The defendant contends that the Court improperly refused to give to the jury his requested Instruction No. 4, as to guilty knowledge. This contention has not been properly preserved as a basis for appeal. No objection was taken to the trial court's failure to give requested Instruction No. 4. It has been repeatedly held where no objection is taken to the instructions of the trial court, such instructions will not be examined by this Court for the purpose of discovering other than fundamental error. Green v. State, 70 Okla. Crim. 228, 105 P.2d 795. We have carefully examined the instructions given by the court and are of the opinion there is no fundamental error contained therein.
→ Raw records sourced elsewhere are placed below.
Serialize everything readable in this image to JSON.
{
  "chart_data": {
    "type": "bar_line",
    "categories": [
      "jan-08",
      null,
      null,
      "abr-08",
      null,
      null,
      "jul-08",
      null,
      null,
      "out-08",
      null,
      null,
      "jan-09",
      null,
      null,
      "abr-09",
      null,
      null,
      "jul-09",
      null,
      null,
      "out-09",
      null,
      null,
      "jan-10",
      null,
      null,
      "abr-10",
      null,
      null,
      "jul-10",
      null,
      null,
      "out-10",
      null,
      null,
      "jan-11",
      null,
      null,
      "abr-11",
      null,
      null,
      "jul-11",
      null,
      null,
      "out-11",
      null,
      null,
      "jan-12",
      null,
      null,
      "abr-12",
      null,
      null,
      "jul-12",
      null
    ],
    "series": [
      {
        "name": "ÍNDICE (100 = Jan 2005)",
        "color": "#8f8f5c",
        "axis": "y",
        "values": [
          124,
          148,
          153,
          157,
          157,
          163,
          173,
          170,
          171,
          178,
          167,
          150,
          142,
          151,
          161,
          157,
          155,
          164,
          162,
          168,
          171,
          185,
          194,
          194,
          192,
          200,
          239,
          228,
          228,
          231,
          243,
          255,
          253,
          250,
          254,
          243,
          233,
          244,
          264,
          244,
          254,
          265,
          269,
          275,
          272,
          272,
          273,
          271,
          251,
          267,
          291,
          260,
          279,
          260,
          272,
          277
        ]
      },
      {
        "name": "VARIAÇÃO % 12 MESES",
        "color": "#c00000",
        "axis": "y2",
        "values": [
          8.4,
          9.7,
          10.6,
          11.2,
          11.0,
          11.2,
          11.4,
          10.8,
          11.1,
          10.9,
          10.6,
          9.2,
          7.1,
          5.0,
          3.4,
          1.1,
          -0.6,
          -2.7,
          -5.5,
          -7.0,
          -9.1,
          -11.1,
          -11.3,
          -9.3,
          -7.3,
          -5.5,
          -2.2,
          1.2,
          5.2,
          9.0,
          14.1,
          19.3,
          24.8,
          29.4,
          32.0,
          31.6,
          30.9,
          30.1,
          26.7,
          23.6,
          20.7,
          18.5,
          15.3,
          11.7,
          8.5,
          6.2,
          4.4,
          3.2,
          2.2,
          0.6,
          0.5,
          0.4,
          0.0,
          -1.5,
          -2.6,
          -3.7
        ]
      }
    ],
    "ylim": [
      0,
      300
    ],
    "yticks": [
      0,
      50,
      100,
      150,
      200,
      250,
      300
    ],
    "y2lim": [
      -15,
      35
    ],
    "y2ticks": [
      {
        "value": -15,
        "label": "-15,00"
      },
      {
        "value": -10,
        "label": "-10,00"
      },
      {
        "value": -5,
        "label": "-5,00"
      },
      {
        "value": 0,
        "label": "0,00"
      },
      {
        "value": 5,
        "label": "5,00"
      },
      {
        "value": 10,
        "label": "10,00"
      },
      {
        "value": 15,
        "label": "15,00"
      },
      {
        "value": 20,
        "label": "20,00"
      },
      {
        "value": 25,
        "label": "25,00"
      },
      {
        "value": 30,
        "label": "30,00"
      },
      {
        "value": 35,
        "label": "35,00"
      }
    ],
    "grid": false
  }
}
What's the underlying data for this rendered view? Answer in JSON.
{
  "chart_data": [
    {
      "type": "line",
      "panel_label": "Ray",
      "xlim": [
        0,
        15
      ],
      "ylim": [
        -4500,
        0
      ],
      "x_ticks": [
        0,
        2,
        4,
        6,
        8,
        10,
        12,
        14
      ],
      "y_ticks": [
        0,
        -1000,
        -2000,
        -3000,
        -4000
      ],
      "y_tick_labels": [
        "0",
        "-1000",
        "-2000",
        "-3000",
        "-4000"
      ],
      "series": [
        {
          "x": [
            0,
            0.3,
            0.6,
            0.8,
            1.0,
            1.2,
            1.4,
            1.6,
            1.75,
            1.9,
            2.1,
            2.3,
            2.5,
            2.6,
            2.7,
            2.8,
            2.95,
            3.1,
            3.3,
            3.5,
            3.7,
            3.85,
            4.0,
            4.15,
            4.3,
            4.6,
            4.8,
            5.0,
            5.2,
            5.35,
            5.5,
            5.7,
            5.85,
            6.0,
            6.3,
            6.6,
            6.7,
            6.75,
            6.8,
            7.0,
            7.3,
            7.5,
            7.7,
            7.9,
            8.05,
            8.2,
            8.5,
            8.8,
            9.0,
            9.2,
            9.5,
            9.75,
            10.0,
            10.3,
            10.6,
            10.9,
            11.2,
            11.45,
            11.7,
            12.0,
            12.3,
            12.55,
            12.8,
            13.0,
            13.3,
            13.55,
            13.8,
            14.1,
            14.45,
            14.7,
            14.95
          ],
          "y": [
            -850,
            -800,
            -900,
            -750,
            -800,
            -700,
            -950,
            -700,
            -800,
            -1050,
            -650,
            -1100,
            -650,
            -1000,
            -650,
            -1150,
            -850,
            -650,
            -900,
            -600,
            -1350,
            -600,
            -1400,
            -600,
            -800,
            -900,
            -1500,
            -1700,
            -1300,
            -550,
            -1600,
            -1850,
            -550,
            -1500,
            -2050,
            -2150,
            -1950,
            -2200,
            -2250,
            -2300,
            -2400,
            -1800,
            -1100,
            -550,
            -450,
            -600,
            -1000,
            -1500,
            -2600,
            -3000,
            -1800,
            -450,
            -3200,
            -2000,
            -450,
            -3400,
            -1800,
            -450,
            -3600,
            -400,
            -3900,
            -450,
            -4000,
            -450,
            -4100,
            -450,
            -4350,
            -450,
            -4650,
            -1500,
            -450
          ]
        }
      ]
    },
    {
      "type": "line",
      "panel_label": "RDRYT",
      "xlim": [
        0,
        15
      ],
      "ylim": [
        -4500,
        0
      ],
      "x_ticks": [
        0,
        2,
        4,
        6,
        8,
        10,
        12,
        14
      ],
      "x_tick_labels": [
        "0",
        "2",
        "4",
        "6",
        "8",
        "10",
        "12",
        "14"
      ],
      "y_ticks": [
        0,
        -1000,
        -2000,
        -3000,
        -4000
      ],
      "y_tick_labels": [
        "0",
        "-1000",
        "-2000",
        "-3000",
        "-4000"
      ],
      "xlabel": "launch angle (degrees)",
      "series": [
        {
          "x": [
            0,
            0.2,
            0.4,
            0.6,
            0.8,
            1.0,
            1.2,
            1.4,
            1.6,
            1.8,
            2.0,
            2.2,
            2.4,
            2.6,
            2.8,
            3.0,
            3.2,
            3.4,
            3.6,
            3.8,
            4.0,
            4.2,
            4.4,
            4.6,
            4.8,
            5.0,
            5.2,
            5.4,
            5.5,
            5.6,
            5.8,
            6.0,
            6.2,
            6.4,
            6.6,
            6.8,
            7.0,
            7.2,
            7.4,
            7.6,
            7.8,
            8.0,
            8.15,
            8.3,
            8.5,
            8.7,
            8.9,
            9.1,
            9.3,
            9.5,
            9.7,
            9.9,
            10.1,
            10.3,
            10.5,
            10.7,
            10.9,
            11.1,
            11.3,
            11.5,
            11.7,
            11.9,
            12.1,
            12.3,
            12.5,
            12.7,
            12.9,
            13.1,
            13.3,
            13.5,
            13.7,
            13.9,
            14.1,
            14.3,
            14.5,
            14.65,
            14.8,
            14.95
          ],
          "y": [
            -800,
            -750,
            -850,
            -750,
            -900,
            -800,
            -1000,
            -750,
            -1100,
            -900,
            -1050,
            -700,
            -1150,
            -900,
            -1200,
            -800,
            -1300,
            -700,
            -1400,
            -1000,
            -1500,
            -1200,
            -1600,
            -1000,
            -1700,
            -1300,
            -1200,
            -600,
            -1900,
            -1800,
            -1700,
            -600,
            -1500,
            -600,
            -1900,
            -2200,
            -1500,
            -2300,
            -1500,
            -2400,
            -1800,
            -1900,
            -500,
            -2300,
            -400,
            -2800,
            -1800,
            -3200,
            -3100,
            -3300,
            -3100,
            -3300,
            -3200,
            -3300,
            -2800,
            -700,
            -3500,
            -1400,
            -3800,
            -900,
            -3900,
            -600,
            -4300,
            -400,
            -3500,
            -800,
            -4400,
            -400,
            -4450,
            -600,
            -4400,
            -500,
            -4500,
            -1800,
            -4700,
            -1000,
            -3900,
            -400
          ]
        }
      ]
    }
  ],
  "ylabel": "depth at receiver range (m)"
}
As a matter of fact, the trial court's Instruction No. 5 substantially covered the question of guilty knowledge.
The defendant further contends that the court erred in admitting in evidence the theft of blank checks and the check-writing machine stolen from the office of Mr. Poston. This evidence was clearly admissible, since it established the loss of the check-writing machine, and the check book, as corroboration of Mr. Poston's testimony to the effect that the check uttered by the defendant herein was forged. In 22 C.J.S., Criminal Law, § 691, p. 1138 (N. 61), the rule with reference to the admissibility of such evidence is stated as follows:
"Transactions which are so related to, and connected with, the forgery charged as to be otherwise admissible are not inadmissible because they tend to prove a wholly dissimilar crime, particularly where they constitute part of a connected or continuous transaction on the part of accused."
It is true the testimony to which objection is made may have had a tendency to indirectly *381 connect appellant with another crime, yet that fact alone would not deprive the State of the right to show how the appellant might have become possessed with the check. State v. McDonald, 116 Wash. 668, 200 P. 326. See also People v. Klopfer, 61 Cal. App. 291, 214 P. 878, wherein it was held permissible to show the larceny of a check with a forged indorsement; and People v. Ball, 102 Cal. App. 353, 282 P. 971, wherein the government was permitted to offer evidence that the place of business of the witness had been burglarized and blank checks had been stolen, and the defendant had uttered some of the checks which had been forged, and had one on his person.
We therefore are of the opinion that the evidence of Mr. Poston was admissible for the foregoing reasons.
The judgment and sentence of the lower court is accordingly affirmed.
JONES, P.J., and POWELL, J., concur.